Note, the bits of patterns shown in brackets were found for Internet Explorer 6 and 7, but not the Internet Explorer 8 Beta 1!

  • <thead>, <tbody> and <tfoot> seem to make no difference - good news!
  • No difference between <th> and <td> seen - good news!
  • A <br /> tag in the middle of the data splits it with a new line

Analysis

It is strange that in Internet Explorer 6 and 7, tests 16 and 17 have an extra n on the end of the patterns, but test 18 doesn't. I did a little additional test in Internet Explorer 7 and removed everything between the tables for tests 16 to 18 in Group 2. I discovered that all of the bracketed n's (those that don't appear in IE8 Beta 1) for tests 13 to 18 were no longer present, so they must all therefore have been placed there due to the <h4> and <h5> tags alongside the tables. In which case for the purposes of this study you can completely ignore there presence!

The basic building blocks used by Internet Explorer are an s between cells and sn between rows. Using &nbsp; in empty cells (required for cells to display correctly in certain browsers, such as this one!) inserts a single s as cell data.

If you compare the patterns above to those from the Opera browser (use the patterns in the first two tests to break down the patterns), you'll find that with the exception of the final three tests for Group 1 and Group 2, the patterns are actually all the same. The only difference with the last three tests in Group 1 and Group 2 is that Internet Explorer's patterns each have an extra sn on the end (aka row divider).

The effect the <p> tag has on cells is to add a single n after the contents of the cell, whether the cell is completely empty or not.

Spacing out the HTML has the effect of adding a single s after existing cell contents for cells that are not completely empty. It even does this for cells using the <p> tag if enough spacing is added!

Conclusion

The only way to draw a conclusion as to how well these test cases are handled, is to see how easy it is to build a parsing algorithm which can convert all of these patterns into a simple format from which the data can then be easily extracted. Let's make a few rules first though:

  1. Our algorithm will not be told how many columns or rows it has been provided with (you couldn't expect a user to have to provide this info).
  2. Any number of cells in the table could be using the <p> tag, and any number of "empty" cells in the table could be using &nbsp;.
  3. Any part of the HTML of the table could be spaced out and therefore introduce additional spaces into the patterns.
  4. One single algorithm must cover everything.

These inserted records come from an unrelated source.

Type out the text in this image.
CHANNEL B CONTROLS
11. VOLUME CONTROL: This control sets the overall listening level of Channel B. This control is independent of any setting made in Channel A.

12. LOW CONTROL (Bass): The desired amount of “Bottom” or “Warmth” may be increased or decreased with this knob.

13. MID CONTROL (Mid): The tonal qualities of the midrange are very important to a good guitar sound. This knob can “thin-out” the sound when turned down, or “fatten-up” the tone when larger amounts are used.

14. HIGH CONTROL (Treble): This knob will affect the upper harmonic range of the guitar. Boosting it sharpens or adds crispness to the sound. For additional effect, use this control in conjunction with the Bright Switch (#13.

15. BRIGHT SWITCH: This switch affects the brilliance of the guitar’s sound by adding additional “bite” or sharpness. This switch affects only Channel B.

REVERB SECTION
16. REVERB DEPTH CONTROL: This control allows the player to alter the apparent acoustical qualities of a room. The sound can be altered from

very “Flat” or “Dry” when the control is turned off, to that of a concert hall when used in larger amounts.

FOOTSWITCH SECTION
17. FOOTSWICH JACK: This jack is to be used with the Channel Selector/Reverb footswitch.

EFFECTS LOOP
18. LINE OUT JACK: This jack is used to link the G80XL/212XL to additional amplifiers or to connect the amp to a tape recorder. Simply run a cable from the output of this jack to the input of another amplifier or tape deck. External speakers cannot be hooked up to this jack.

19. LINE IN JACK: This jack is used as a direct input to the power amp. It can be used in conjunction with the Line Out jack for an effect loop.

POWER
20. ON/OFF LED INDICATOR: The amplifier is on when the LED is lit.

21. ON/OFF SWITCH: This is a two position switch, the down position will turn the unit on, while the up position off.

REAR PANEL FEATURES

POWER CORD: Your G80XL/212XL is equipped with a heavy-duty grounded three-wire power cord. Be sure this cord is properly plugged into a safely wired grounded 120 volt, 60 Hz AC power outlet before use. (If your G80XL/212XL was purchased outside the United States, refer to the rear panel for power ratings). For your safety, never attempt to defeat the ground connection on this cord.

Processing of all Group 1 patterns is possible with the following steps:

  1. sn => [newrow]
  2. s => [newcell]

However, it is impossible to process any of the patterns from the other groups, nor even Group 1 patterns if spaces are inserted due to spacing in the HTML.

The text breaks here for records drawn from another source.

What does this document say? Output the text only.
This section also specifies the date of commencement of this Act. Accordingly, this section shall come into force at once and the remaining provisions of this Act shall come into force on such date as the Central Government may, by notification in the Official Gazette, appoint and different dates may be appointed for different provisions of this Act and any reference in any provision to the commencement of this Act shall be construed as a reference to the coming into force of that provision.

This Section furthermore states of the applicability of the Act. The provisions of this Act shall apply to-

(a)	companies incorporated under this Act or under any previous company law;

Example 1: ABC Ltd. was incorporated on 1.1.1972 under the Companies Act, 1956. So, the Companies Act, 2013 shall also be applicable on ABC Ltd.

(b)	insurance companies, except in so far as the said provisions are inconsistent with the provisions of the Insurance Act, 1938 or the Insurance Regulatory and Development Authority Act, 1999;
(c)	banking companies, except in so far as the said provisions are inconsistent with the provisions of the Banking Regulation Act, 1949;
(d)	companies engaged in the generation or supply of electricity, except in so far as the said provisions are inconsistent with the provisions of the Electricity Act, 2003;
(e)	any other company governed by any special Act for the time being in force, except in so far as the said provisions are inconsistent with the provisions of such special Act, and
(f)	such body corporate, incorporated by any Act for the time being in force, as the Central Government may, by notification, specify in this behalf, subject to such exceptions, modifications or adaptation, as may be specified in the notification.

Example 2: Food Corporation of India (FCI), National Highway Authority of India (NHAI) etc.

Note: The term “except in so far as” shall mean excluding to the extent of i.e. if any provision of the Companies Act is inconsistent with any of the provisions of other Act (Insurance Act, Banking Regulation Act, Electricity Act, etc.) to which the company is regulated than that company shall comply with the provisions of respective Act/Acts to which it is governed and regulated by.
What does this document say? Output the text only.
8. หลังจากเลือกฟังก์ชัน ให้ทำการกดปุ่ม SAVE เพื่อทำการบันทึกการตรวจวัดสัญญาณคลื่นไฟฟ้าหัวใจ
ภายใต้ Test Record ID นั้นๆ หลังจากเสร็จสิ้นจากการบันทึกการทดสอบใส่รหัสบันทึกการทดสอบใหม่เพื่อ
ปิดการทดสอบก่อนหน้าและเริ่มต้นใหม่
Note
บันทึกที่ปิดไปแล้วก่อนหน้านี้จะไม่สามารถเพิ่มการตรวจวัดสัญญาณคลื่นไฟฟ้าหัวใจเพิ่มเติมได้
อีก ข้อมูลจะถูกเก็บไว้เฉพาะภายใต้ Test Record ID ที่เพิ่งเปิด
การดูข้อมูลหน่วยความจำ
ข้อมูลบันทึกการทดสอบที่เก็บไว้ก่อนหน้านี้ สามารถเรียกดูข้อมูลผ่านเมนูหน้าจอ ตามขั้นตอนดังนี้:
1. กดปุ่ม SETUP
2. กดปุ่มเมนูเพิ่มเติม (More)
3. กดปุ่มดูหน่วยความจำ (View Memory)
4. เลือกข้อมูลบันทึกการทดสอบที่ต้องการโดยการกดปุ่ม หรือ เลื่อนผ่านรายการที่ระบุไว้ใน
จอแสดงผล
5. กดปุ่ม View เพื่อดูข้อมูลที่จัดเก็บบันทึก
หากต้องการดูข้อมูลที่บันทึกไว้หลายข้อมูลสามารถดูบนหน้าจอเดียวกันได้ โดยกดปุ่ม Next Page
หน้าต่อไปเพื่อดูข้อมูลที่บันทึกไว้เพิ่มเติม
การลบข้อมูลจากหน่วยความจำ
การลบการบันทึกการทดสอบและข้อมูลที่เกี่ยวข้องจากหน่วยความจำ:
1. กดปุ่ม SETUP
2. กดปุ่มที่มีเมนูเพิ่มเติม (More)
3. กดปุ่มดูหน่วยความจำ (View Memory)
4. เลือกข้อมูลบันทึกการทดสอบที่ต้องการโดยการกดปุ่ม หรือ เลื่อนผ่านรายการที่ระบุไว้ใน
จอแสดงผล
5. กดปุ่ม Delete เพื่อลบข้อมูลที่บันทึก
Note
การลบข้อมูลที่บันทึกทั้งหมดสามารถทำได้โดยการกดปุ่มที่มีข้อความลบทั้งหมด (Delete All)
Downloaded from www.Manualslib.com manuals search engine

If Microsoft swapped the basic building blocks used in Groups 1 and 2 to those used by Opera and Firefox (n and t), it would be completely possible to process all Group 1 and Group 2 patterns. Group 3 and Group 4 patterns would still be a problem though as I'm having problems with those in Opera and Firefox too.

Ultimately, not a good result Microsoft! The majority of patterns are impossible to process! Although to be fair, if the basic building blocks were changed as I mentioned above, you'd be on par with Opera, which has given me the best results in this study!